The crisis of the English-speaking politician in India (read: the firing of Shashi Tharoor and the spot of bother that Jairam Ramesh has found himself in) has led to a peculiar state of affairs - the name of Nandan Nilenkani has begun popping up as some sort of panacea to the ills faced by the urbane politician without a mass base. He is being posited as a model that Tharoor and Ramesh would be better off emulating seeing as he successfully made the transition from corporate life to public service and has been working away, quietly and efficiently – to implement a new layer of bureaucracy onto a State notorious for its world class public service delivery. This view would of course be unexceptionable in the drawing room chatter of Lutyens’ Delhi. However, I think this view – this argument is fallacious and represents a political discourse that is unthinking and venal.

What the champions of this view – Ms Sagarika Ghose and Mr Rajdeep Sardesai in particular – don’t seem to realise is that Nandan Nilenkani is a civil servant, not a politician.
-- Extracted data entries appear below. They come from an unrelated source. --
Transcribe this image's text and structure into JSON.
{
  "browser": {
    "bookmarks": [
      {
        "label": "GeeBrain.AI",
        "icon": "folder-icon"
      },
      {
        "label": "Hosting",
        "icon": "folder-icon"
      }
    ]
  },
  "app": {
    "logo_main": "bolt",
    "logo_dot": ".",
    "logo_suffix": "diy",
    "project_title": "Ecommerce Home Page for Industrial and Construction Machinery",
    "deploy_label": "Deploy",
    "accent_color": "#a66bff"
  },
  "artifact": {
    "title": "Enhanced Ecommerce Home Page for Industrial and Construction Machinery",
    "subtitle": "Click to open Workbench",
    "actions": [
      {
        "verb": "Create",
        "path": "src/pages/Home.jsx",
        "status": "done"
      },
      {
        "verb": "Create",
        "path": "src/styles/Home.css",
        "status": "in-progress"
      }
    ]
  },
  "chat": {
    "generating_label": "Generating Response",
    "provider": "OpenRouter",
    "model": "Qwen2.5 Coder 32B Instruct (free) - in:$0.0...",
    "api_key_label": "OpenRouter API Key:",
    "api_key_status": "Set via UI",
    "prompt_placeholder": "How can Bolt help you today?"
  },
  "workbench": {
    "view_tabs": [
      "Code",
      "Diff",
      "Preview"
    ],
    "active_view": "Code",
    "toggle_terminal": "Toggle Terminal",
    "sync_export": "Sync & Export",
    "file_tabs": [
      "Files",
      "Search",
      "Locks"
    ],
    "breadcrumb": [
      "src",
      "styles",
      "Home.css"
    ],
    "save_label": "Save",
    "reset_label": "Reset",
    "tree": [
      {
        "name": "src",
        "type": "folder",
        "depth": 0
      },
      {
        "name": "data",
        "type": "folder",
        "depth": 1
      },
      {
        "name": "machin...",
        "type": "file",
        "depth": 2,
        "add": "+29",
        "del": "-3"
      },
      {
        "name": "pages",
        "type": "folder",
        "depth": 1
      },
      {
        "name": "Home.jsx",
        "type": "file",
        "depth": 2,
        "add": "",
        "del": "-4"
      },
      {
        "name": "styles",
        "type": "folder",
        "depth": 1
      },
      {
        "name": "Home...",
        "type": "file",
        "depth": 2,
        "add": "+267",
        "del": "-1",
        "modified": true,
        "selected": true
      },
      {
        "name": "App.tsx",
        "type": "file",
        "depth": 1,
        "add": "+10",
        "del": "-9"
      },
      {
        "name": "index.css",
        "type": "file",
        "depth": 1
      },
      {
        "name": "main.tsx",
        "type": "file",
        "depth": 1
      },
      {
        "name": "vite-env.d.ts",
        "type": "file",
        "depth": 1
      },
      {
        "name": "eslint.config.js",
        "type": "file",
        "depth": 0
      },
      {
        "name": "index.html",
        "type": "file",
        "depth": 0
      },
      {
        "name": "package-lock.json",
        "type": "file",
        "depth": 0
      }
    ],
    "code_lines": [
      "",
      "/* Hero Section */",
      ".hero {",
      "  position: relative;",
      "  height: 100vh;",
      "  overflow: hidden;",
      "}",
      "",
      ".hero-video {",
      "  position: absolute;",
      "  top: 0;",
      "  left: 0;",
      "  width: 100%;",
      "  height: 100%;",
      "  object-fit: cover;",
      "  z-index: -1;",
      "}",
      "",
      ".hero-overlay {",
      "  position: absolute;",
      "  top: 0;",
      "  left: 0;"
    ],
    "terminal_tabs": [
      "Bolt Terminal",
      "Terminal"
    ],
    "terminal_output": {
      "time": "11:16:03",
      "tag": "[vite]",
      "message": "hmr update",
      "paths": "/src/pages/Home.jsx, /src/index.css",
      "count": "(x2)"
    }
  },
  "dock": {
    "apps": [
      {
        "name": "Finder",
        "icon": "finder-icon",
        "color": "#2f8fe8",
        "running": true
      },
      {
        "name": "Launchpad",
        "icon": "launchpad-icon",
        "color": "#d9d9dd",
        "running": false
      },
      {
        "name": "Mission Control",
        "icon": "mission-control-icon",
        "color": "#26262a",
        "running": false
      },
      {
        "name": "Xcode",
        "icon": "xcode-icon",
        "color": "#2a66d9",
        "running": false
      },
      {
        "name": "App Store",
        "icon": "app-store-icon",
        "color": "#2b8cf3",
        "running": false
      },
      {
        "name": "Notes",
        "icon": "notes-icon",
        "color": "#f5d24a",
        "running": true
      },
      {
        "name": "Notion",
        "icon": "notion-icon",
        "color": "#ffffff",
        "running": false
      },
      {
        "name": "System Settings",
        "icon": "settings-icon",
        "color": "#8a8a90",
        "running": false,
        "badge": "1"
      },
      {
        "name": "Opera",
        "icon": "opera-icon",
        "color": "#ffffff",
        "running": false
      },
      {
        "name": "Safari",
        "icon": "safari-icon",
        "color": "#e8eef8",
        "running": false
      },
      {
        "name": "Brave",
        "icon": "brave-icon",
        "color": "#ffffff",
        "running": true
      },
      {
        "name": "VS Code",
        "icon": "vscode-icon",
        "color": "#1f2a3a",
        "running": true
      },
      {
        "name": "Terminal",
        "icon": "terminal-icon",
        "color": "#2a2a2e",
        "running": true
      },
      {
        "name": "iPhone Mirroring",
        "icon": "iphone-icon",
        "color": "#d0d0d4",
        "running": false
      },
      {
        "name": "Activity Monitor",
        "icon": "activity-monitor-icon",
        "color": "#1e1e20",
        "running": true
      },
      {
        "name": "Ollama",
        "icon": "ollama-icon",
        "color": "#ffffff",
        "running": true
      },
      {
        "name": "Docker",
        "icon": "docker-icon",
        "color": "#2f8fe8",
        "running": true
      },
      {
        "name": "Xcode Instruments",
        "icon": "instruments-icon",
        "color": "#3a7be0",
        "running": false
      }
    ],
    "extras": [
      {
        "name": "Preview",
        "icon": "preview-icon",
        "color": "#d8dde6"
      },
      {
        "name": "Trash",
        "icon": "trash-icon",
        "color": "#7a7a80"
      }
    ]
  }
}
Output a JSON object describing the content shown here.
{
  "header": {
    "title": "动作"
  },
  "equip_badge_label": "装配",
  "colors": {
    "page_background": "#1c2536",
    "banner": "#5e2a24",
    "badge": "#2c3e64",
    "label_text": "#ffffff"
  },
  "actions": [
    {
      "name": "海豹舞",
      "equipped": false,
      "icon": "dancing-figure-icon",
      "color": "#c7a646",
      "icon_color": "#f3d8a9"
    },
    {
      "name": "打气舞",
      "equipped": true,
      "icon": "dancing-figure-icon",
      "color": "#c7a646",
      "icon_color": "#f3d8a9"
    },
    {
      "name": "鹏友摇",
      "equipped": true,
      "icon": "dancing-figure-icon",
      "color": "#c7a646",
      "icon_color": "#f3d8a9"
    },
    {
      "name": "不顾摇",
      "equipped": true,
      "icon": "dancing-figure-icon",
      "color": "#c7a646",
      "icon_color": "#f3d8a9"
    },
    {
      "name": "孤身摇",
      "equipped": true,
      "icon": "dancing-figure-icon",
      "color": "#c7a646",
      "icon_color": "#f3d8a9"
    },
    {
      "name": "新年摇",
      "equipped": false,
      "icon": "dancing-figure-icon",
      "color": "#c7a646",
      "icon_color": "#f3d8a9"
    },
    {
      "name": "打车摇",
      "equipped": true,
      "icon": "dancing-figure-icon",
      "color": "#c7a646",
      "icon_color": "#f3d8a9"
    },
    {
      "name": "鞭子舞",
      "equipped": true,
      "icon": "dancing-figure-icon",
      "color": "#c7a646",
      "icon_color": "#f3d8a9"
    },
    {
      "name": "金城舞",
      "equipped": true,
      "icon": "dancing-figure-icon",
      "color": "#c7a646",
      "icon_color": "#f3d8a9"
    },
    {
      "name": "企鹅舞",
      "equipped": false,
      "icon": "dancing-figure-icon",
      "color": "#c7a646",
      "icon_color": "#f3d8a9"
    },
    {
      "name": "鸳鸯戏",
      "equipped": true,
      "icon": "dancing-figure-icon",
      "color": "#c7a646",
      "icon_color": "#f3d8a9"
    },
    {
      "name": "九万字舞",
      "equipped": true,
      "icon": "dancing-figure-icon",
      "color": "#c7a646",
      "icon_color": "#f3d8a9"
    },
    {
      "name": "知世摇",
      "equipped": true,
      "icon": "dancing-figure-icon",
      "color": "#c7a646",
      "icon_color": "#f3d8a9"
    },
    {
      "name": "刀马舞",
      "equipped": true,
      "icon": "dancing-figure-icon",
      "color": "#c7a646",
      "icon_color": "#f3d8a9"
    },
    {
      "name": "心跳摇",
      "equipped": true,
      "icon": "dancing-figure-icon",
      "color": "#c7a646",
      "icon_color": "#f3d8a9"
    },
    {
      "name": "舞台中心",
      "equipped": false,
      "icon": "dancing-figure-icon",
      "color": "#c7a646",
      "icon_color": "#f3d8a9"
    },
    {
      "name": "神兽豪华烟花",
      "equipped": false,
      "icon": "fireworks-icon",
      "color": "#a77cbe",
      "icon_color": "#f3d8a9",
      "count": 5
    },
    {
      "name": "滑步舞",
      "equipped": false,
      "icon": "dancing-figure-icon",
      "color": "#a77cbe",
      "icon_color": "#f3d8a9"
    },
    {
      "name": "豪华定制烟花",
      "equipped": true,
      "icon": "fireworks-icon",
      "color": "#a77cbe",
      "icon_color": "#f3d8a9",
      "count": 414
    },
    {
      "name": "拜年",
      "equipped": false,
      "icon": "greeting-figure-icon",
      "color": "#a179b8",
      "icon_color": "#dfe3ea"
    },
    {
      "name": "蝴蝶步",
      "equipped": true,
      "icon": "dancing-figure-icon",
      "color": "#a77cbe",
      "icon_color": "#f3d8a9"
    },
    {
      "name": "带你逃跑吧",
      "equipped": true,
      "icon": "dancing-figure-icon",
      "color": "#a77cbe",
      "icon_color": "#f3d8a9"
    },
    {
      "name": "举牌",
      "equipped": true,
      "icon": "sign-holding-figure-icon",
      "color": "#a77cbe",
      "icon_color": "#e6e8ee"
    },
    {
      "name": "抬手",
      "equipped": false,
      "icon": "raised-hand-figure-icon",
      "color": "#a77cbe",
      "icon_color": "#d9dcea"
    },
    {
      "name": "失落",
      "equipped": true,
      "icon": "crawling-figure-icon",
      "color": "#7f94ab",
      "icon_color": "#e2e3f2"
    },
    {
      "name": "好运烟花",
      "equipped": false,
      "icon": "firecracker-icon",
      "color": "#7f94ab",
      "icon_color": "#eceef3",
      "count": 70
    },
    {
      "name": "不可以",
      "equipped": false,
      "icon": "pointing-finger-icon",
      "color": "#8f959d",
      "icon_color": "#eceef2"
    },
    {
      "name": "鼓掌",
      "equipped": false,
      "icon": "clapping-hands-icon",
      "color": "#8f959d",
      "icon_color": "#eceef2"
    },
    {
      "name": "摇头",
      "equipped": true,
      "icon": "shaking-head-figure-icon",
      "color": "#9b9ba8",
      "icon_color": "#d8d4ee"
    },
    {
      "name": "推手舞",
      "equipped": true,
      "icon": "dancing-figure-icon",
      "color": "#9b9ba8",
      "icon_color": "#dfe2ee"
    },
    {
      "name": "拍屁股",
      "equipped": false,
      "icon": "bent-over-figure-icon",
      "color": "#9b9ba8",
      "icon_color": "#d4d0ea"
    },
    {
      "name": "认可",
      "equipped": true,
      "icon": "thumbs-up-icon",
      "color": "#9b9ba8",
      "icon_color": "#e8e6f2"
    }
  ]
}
The two professions are of course complementary seeing as they are both committed to the furtherance of the national good but it might as well be like comparing apples and oranges. A politician creates political will, a civil servant implements it.

I have no intention of defending the Sinophilia of Jairam Ramesh or the misplaced gregariousness of Shashi Tharoor. But, it is the job of the political animal to be an active public figure whilst it is up to the civil servant to make himself as anonymous as possible and go about his mandate with a quiet efficiency.

All that the repeated invocation of the Nilenkani example shows is that Indian politics is being reduced to a managerial profession. The highest peak that Indian politics can climb is that of managerial achievement. There is no doubt that Indian governmental structures could do with some of the incentivisation that the private sector is famous for. However, Politics is not economics. Politics is not management. Politics is not administration. Politics is, well, politics. It demands a will to power and a sense of overarching national vision. More than anything, it demands a complete emotional bond with the national community. But if Nandan Nilenkani – with all his managerial/administrative virtues - is being posited as the ideal-type of the savvy politician of 21st Century India then there is something wrong with how we imagine our politics.